My children are ages 3 and 5, and maybe because it is universally true, or just because I am projecting my own childhood experience, I worry my children need a place to run. Green lawns and trees to climb. They don’t have that here. They are city kids.
And yet I don’t relocate to any of the lovely suburbs in New Jersey, Westchester County or Connecticut. I stay in Astoria, Queens, because it is my home. Our home.
When I feel my cheeks burn with fury at the litter blowing through the streets of this neighborhood or put in my ear plugs at night to block out the sirens, café chatter and horns outside, I am calmed by the comfort of the community I’ve amassed here.
My building alone — a 1926 six-storey co-op with about 90 units — is home to dozens of neighbors, ranging in age from chipper-if-struggling musicians in their twenties to the gorgeous Cuban sisters in their eighties who share a one bedroom on the second floor.

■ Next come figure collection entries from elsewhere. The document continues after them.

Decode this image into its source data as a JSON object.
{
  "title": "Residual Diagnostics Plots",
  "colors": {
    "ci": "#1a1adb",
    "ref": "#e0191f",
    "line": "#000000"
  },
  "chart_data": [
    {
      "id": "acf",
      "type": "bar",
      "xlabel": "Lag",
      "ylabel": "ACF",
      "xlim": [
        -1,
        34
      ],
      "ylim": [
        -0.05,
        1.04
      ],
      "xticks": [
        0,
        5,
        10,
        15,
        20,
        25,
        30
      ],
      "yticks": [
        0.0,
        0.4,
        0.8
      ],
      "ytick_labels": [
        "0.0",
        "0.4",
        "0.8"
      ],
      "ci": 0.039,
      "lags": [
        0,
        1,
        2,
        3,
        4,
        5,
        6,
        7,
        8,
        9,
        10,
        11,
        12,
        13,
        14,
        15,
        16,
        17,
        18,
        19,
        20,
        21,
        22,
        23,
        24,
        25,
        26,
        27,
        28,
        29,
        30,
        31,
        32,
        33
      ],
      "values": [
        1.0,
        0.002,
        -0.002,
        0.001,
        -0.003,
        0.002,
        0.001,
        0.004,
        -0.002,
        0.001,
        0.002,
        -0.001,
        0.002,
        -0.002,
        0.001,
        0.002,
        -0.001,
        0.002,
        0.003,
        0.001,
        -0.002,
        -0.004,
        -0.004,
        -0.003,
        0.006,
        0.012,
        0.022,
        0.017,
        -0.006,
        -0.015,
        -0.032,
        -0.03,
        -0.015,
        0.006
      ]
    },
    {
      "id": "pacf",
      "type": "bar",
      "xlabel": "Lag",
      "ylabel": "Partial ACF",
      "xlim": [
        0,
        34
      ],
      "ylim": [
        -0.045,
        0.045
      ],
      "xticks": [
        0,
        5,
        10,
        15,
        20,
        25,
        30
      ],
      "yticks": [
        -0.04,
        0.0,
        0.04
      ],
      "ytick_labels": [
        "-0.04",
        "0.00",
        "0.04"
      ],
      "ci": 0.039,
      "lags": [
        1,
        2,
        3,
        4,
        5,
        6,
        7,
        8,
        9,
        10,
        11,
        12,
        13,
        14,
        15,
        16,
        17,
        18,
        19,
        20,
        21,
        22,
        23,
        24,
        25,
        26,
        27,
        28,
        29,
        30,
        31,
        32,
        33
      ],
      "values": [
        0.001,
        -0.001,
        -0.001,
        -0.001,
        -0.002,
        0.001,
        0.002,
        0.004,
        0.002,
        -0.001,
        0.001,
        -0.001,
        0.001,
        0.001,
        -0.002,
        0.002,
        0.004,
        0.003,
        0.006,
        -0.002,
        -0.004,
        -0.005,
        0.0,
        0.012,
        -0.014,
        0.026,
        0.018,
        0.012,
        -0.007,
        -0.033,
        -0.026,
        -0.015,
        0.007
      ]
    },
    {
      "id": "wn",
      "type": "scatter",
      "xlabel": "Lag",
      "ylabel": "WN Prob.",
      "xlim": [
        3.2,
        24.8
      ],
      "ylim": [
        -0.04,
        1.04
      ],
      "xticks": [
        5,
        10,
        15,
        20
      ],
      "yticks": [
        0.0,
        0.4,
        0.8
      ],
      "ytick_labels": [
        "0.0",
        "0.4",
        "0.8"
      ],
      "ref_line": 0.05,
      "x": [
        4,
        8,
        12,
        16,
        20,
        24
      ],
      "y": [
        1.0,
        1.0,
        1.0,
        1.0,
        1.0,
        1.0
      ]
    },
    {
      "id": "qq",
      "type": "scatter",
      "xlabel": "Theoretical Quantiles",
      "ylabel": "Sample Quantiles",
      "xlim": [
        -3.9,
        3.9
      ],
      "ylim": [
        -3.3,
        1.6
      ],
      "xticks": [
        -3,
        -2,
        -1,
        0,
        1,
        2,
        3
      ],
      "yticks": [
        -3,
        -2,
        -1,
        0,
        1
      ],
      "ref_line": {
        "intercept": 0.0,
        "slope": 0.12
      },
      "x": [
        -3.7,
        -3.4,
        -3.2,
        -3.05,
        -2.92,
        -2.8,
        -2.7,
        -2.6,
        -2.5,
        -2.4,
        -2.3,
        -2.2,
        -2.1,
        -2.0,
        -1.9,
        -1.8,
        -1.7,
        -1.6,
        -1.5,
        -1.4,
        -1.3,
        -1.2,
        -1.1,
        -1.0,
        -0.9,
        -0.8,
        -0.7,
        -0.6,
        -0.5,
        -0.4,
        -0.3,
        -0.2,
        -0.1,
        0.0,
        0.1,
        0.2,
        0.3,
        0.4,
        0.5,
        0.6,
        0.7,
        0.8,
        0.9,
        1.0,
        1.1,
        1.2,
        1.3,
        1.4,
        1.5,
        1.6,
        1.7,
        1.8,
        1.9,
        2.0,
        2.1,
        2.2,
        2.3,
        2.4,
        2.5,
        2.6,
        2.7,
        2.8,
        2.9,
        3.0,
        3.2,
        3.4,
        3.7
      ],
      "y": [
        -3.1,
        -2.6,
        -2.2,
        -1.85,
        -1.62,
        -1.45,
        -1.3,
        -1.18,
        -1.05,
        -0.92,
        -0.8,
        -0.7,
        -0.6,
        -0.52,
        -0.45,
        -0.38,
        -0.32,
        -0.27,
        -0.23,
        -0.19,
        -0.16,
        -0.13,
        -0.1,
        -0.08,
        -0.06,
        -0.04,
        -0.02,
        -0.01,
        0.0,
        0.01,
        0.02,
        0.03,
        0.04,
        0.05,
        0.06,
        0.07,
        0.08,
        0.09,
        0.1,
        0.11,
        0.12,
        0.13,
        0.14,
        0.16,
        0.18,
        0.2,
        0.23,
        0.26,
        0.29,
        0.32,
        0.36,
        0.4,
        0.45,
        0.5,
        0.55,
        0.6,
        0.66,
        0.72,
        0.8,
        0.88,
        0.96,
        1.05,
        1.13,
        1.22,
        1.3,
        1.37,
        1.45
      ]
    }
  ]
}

Some of these people have come to be close friends and confidants, there as neighbors are — through the joys of new babies and the horrors of family tragedy, sometimes bringing by bottles of wine or wrapped gifts for the kids. It is no small thing to go to sleep — blocking out the kooky upstairs neighbor’s stomping — knowing that should one of the kids awaken with a scary fever and need to be rushed to the hospital, there are countless doors on which I could knock.
This sense of community is what humans crave, but that pull is stronger in cities. I find there are so many people here who, like me, come from someplace else. Other states and towns. Other countries. Their ties to those places have been loosened by distance and time. So we make communities and connections with those who are in close proximity.